Trata-se de uma tecnologia pensada прежде de tudo para a medição extremamente precisa do tempo. O tempo é a base da navegação: os smartphones, os sistemas por satélite e outras soluções de navegação determinam a localização pela rapidez com que os sinais chegam às fontes. Quanto mais exatos forem os relógios, mais precisa será também a navegação.
Na navegação sem GPS, o essencial é conhecer pelo menos as coordenadas iniciais. Num submarino, por exemplo, podem ser as coordenadas da base ou do ponto de lançamento.
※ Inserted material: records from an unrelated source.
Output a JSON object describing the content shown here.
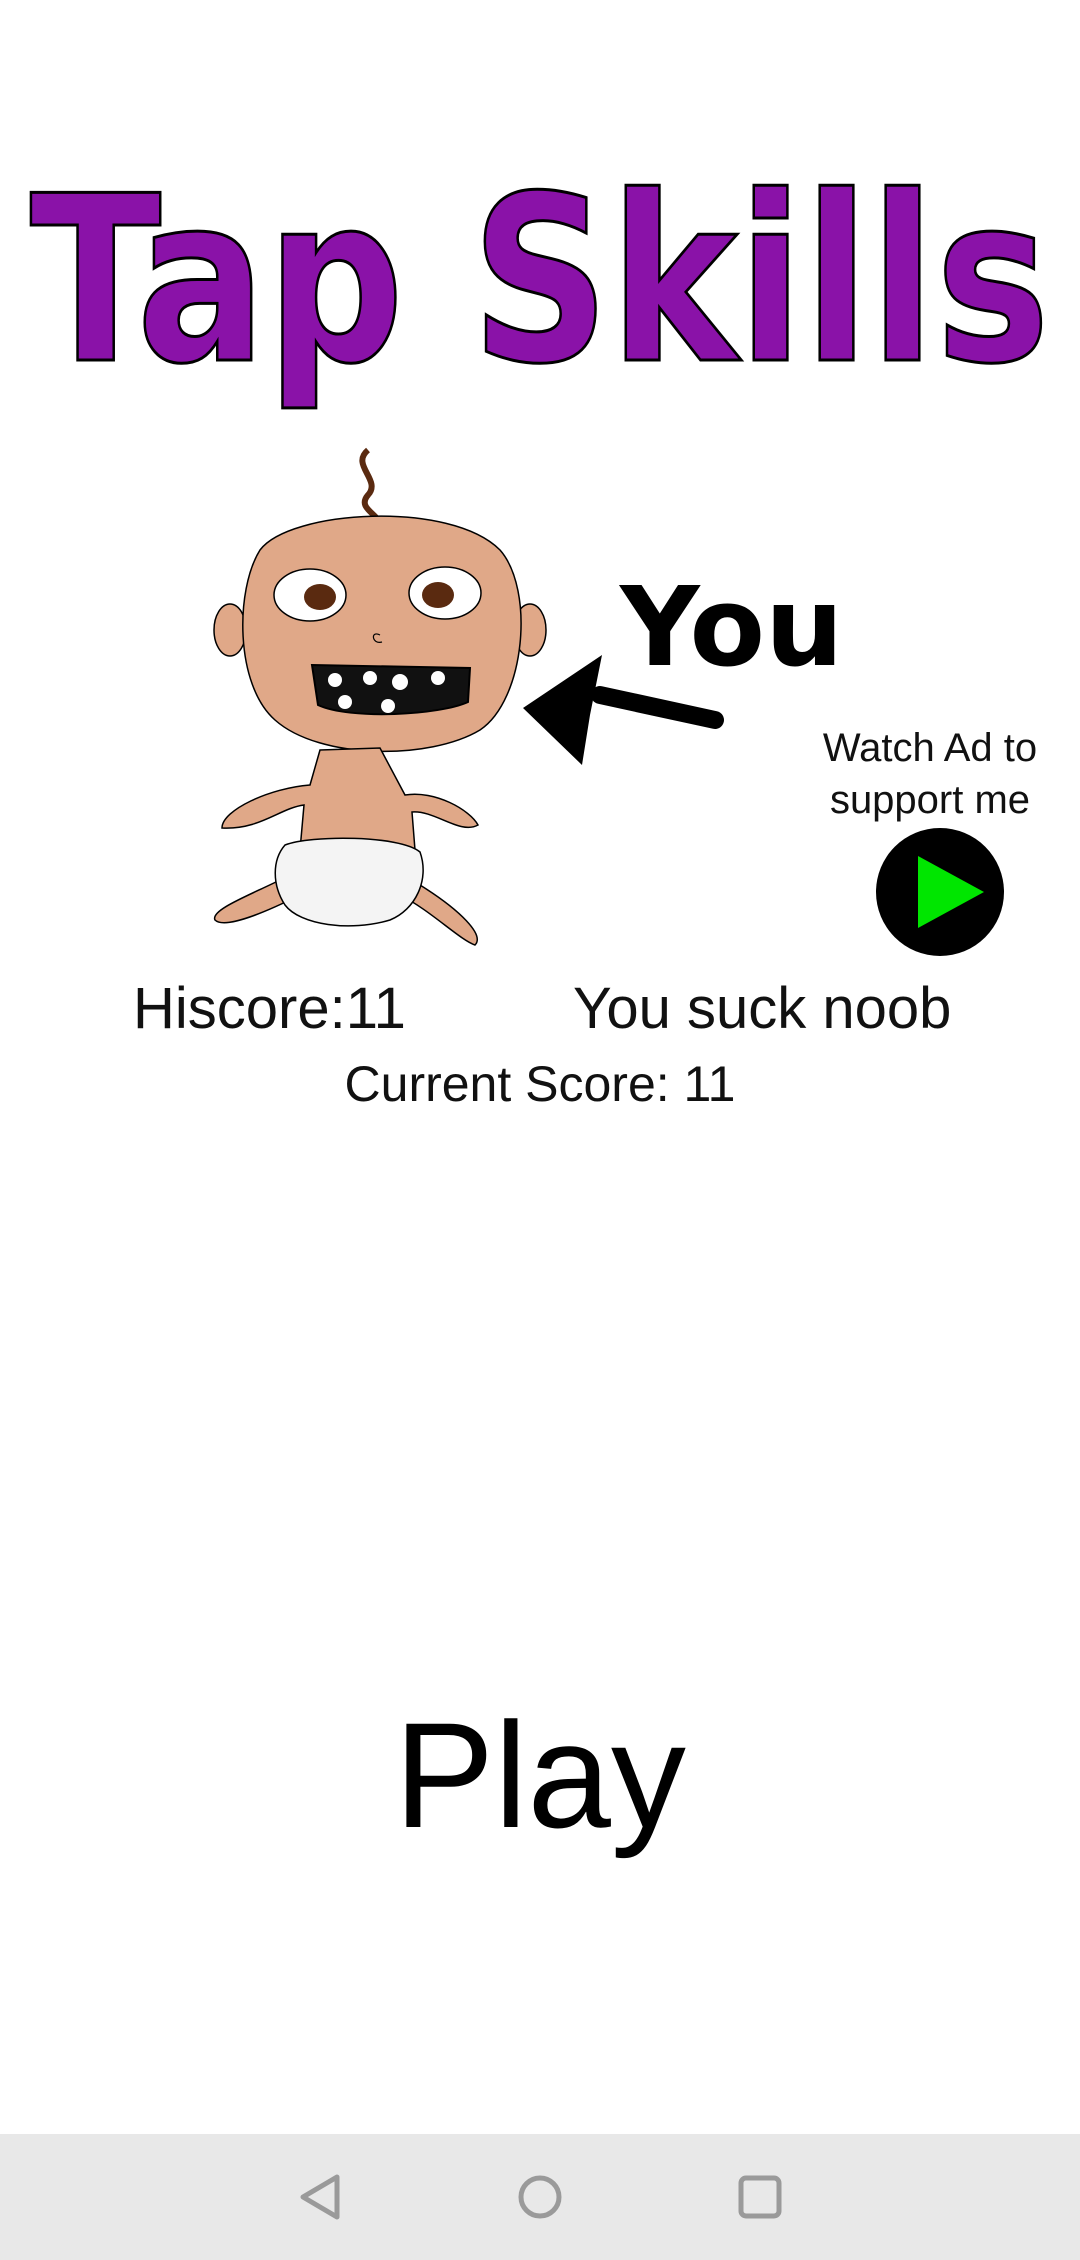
{
  "logo": {
    "text": "Tap Skills",
    "color": "#8a12a8"
  },
  "character": {
    "pointer_text": "You"
  },
  "ad": {
    "text": "Watch Ad to\nsupport me",
    "icon": "play-icon",
    "icon_color": "#00e600"
  },
  "scores": {
    "hiscore": "Hiscore:11",
    "taunt": "You suck noob",
    "current": "Current Score: 11"
  },
  "play": {
    "label": "Play"
  },
  "nav": {
    "back_icon": "back-triangle-icon",
    "home_icon": "home-circle-icon",
    "recents_icon": "recents-square-icon"
  }
}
Os giroscópios e acelerómetros instalados a bordo calculam a velocidade e a direção. Para perceber quanto o submarino se deslocou, é preciso saber a velocidade e o tempo, e assim é possível determinar a distância. Este é um ponto crítico, porque, se o tempo for impreciso, o erro nos cálculos cresce rapidamente; se for ultrafino, o erro mantém-se mínimo.
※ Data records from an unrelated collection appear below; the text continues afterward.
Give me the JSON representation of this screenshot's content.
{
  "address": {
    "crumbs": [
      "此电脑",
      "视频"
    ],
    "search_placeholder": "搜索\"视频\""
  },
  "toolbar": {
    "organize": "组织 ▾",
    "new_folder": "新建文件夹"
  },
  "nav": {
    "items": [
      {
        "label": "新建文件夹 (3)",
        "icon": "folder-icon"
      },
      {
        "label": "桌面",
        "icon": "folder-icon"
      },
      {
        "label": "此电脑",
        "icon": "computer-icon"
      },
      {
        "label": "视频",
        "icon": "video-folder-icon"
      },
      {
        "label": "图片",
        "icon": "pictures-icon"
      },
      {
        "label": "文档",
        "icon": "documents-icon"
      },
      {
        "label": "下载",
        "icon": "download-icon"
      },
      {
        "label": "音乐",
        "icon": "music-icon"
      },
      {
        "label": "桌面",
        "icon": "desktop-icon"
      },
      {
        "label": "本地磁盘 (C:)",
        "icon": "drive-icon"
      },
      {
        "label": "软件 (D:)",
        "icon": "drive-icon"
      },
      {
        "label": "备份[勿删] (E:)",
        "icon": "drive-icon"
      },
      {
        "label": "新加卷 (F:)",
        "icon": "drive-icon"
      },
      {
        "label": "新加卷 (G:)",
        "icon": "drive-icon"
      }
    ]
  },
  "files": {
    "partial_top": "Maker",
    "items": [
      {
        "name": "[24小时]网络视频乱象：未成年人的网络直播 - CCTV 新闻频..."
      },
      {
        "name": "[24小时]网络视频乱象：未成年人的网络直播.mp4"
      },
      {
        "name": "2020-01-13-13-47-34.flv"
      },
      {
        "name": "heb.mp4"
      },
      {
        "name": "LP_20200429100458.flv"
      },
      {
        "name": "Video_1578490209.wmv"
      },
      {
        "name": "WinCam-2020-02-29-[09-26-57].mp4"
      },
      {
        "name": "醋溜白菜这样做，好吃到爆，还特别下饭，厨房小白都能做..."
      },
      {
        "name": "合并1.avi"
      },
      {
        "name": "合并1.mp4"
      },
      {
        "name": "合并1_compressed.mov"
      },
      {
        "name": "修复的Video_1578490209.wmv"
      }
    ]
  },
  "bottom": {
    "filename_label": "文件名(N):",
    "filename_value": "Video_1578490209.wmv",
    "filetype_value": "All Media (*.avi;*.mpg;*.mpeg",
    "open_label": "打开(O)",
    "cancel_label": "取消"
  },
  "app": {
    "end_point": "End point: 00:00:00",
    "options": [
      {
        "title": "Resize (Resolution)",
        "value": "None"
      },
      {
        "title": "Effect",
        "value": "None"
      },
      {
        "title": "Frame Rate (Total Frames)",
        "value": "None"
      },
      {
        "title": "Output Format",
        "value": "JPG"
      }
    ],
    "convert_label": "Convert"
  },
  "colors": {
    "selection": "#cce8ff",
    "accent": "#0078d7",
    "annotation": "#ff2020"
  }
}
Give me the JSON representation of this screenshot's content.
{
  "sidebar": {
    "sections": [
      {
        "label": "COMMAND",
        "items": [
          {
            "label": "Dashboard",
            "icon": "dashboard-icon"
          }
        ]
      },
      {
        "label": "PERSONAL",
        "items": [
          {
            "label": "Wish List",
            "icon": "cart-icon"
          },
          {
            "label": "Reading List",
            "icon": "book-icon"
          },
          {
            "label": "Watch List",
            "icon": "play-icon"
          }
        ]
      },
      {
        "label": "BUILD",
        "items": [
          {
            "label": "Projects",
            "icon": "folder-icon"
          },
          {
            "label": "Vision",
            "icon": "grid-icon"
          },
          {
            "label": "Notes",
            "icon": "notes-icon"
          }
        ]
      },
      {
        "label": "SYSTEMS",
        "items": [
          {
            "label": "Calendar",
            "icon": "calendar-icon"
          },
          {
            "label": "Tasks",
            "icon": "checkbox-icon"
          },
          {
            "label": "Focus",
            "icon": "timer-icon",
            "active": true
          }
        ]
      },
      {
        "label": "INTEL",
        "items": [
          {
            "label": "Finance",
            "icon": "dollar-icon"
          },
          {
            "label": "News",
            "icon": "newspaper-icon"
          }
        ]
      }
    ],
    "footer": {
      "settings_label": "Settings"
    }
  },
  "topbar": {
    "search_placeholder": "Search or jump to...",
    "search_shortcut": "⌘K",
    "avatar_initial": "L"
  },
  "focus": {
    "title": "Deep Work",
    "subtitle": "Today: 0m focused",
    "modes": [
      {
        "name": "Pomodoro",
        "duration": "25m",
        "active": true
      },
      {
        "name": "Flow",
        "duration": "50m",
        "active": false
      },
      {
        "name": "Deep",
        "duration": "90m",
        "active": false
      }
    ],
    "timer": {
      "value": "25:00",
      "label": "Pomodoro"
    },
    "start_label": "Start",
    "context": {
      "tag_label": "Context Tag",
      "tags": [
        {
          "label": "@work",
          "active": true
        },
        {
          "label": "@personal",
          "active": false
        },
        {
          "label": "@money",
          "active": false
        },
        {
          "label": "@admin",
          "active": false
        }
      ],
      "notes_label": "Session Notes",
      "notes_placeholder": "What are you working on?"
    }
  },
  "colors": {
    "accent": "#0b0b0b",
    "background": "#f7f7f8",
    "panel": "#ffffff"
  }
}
Um sistema autónomo está sempre a recalcular as coordenadas e a determinar por si próprio para onde o objeto se moveu, durante quanto tempo e onde se encontra naquele momento. É assim que funciona a navegação inercial. Num sistema deste tipo, até o menor desvio no tempo - por exemplo, de um segundo - pode transformar-se em quilómetros de erro ao fim de horas ou dias, sobretudo em sistemas como submarinos ou veículos espaciais. Os relógios nucleares resolvem este problema graças à estabilidade no cálculo do tempo: o erro acumula-se muito mais lentamente e é possível permanecer durante muito tempo sem GPS.
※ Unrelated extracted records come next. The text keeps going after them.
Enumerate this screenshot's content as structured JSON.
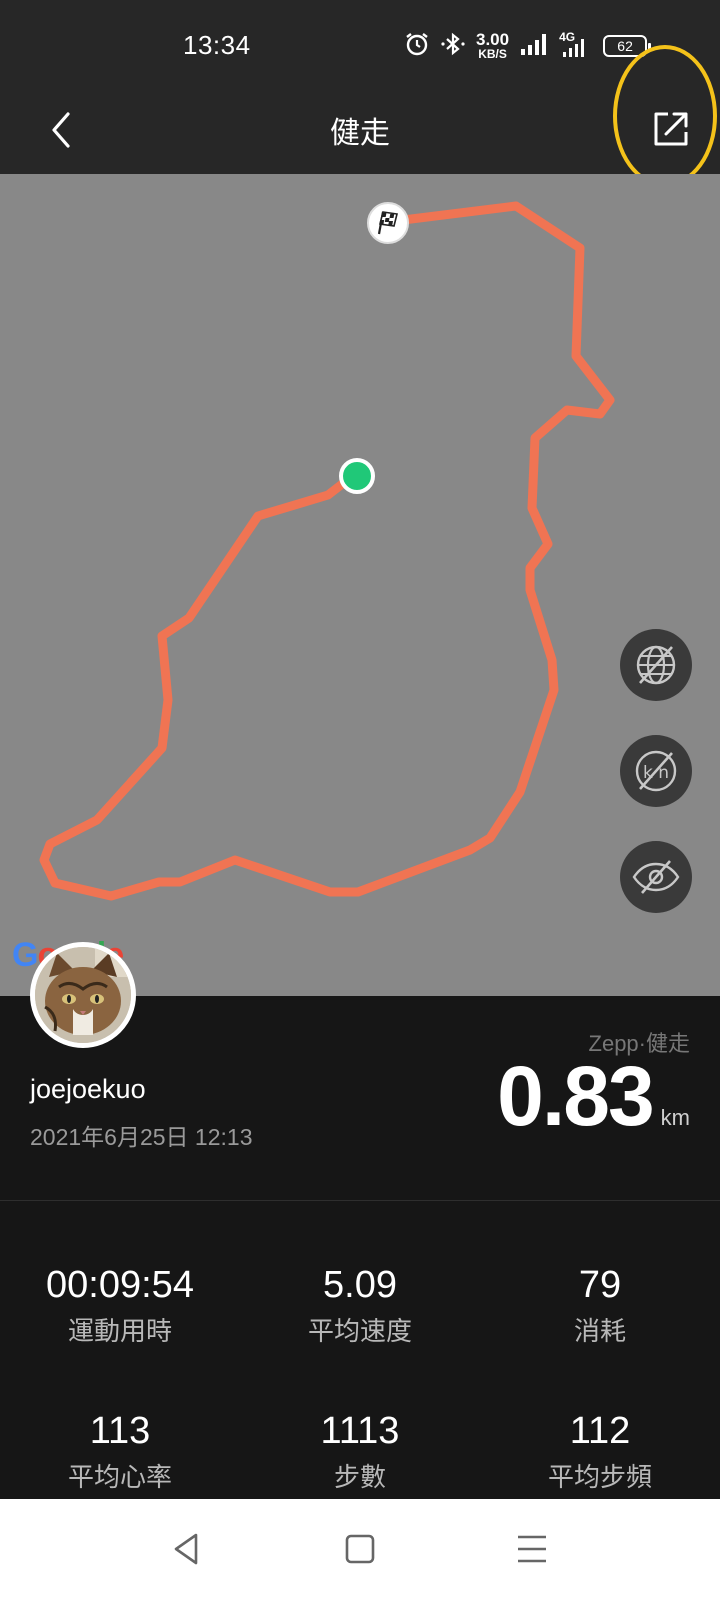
{
  "status_bar": {
    "time": "13:34",
    "net_speed_value": "3.00",
    "net_speed_unit": "KB/S",
    "network_type": "4G",
    "battery": "62",
    "icons": [
      "alarm-icon",
      "bluetooth-icon",
      "signal-icon",
      "battery-icon"
    ]
  },
  "header": {
    "title": "健走",
    "back_icon": "chevron-left-icon",
    "share_icon": "share-external-icon",
    "highlight_color": "#f4c21a"
  },
  "map": {
    "route_color": "#f07453",
    "start_marker_color": "#20c878",
    "end_marker_icon": "checkered-flag-icon",
    "attribution": [
      "G",
      "o",
      "o",
      "g",
      "l",
      "e"
    ],
    "controls": [
      "globe-off-icon",
      "km-off-icon",
      "eye-off-icon"
    ]
  },
  "summary": {
    "brand": "Zepp·健走",
    "username": "joejoekuo",
    "datetime": "2021年6月25日 12:13",
    "distance_value": "0.83",
    "distance_unit": "km"
  },
  "stats": [
    {
      "value": "00:09:54",
      "label": "運動用時"
    },
    {
      "value": "5.09",
      "label": "平均速度"
    },
    {
      "value": "79",
      "label": "消耗"
    },
    {
      "value": "113",
      "label": "平均心率"
    },
    {
      "value": "1113",
      "label": "步數"
    },
    {
      "value": "112",
      "label": "平均步頻"
    }
  ],
  "nav_bar": {
    "icons": [
      "back-triangle-icon",
      "home-square-icon",
      "menu-lines-icon"
    ]
  }
}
Como o GPS não funciona debaixo de água, os submarinos vêm à superfície de tempos a tempos para corrigir os parâmetros do sistema. Com relógios nucleares, um submarino poderia passar semanas sem emergir e, ainda assim, saber com precisão a sua posição. No caso dos satélites, os relógios nucleares proporcionam uma navegação quase autónoma.
A nova solução é especialmente interessante porque o GPS é vulnerável a interferências, bloqueio de sinal e falsificação de sinais, além de não ser adequado para utilização debaixo de água e no subsolo. Para submarinos, mísseis e veículos de exploração em grandes profundidades ou no espaço, esta limitação é séria. Os relógios nucleares, ao contrário dos relógios atómicos convencionais, deverão ser menos sensíveis à temperatura, às vibrações e aos campos magnéticos, porque se baseiam nas oscilações do núcleo atómico.
A grande dificuldade continuava a ser a criação de uma fonte de radiação ultravioleta ultrafina com um comprimento de onda de cerca de 148,3 nm, necessária para trabalhar com tório-229. O novo cristal, segundo a descrição, é capaz de converter a luz do laser em ultravioleta com um comprimento de onda de 145,2 nm, o que estabeleceu um novo recorde e aproximou a tecnologia da aplicação prática.
Se estes relógios nucleares chegarem a transformar-se num dispositivo funcional, poderão oferecer uma navegação autónoma mais fiável para submarinos, mísseis e veículos espaciais que precisam de se orientar sem ligação permanente à Terra. Estes sistemas não substituirão totalmente o GPS, mas poderão reduzir de forma significativa a dependência dele.